Planning to see your loved ones over the holidays – or any other time, for that matter – can be quite an exciting prospect. But, if you’re an amputee, it can also come with a certain amount of anxiety – especially if you’re planning on flying. After all, air travel is a notoriously tedious affair, and even more so for individuals with prosthetic devices…
…but don’t let that dampen your holiday spirits! By following these prosthetic care and amputee travel tips, you can ensure that your airport experience goes as smoothly and enjoyably as possible.
Even if extra fees apply, we highly recommend reserving bulkhead seating or selecting an airline such as Virgin America, Delta, or JetBlue that offer seating options with extra legroom. This is especially true if you’re going on a long-distance flight (4 hours or more) where the extended amount of time you spend sitting in one position with minimal room for movement could increase your risk for blood clots.
Conversely, by finding a seating area with extra legroom, such as in a bulkhead row, you’ll be able to move around more during the flight by stretching out or even getting up for a quick walk up the aisle. This will provide invaluable peace of mind that you won’t incur a blood clot while in the air.
The TSA are meticulous with their screening processes, so it’s a good idea to get to your gate with plenty of time to spare. Unfortunately, that might mean waking up earlier than you’d like – but it’s better than missing your flight! Depending on how large or small your airport is, plus what time of year it is (i.e., Christmas), you should arrive at least a full two to three hours before your flight’s scheduled departure time.

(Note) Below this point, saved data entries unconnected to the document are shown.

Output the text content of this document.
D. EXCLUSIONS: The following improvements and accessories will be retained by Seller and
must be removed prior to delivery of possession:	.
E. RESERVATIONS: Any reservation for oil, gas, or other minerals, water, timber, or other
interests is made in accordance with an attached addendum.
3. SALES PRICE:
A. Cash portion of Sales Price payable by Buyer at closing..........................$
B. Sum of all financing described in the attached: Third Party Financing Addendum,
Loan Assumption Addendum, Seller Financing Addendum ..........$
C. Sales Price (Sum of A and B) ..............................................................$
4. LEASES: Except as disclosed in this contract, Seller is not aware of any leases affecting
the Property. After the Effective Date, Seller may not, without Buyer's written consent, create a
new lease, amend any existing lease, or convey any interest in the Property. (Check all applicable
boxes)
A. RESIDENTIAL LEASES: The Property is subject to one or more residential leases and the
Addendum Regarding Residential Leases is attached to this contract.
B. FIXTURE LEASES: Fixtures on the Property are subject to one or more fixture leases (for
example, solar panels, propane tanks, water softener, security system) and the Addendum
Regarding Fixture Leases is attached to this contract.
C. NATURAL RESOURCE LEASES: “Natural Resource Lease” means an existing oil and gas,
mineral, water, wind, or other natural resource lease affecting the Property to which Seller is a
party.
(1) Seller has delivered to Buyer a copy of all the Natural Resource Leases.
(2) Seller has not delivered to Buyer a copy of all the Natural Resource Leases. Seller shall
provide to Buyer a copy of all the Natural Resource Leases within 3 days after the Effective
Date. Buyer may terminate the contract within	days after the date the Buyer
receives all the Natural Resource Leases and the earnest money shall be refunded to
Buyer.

While going through the TSA screening process, you’ll surely set off some security monitors – but don’t be alarmed. They’ll need to check out your devices, so we recommend wearing comfortable, loose hanging clothes and slip-on shoes so it’s easy to show your devices.
For more details and recommendations about medical device travel security and best practices, check with the TSA.
Whether you’re a below-knee amputee, pelvic amputee, or any other kind of amputee, you likely spend a lot of energy walking. It’s no secret that airports can be quite exhausting as you hurriedly try to make it from your first flight to the next, especially if it’s in a particularly large airport with multiple terminals to navigate.
Before you book, research the biggest and busiest airports in the US that you might be forced to connect to. If you do have to stop at one of the bigger or busier ones – don’t panic. Just make sure you have enough of a layover to get where you need to go with plenty of time and energy leftover.
Also, keep in mind that airports provide wheelchair and golf escort services – but if you’re in a hurry, these might not always be readily available.
Remember this important rule: bags containing medical devices go free of charge! So, if an airline ever wants to charge extra because they see that one of your bags or carry-ons has prosthetic supplies or parts in it, just let them know that these are essential medical devices. Note, however, that this rule applies to bags that contain only medical devices and nothing else. In addition, some airlines are stricter than others, so you should make extra sure by Googling your specific airline’s policies on this before heading out.
As far as the specific parts and supplies you should bring along, the best rule of thumb is to simply be proactive. Consider anything that could possibly go wrong with your prosthesis either in the airport, on the plane, or at your cousin’s house 300 miles away. What would you need to keep your devices working optimally and efficiently? Whether it’s an extra liner for your socket, medicine for a diabetes-related amputation, or even simple everyday things like screwdrivers, choroline wipes, and skip ointments, make sure to bring along anything necessary to keep your devices working.
You might feel the urge to remove your prosthetic device while you’re on your flight – but you shouldn’t. At the very least, you can let a little fresh air into the socket, but the last thing you want to do while flying is remove your prosthesis entirely – lest you jeopardize not being able to put it back on!
If you make sure to follow all of the aforementioned steps, you will greatly lessen the amount of anxiety you experience while flying. However, it’s important to remember that flying isn’t your only option. After all, there are plenty of other travel providers out there. In addition, there are specialized agencies that can help you plan accessible vacations and other exciting adventures.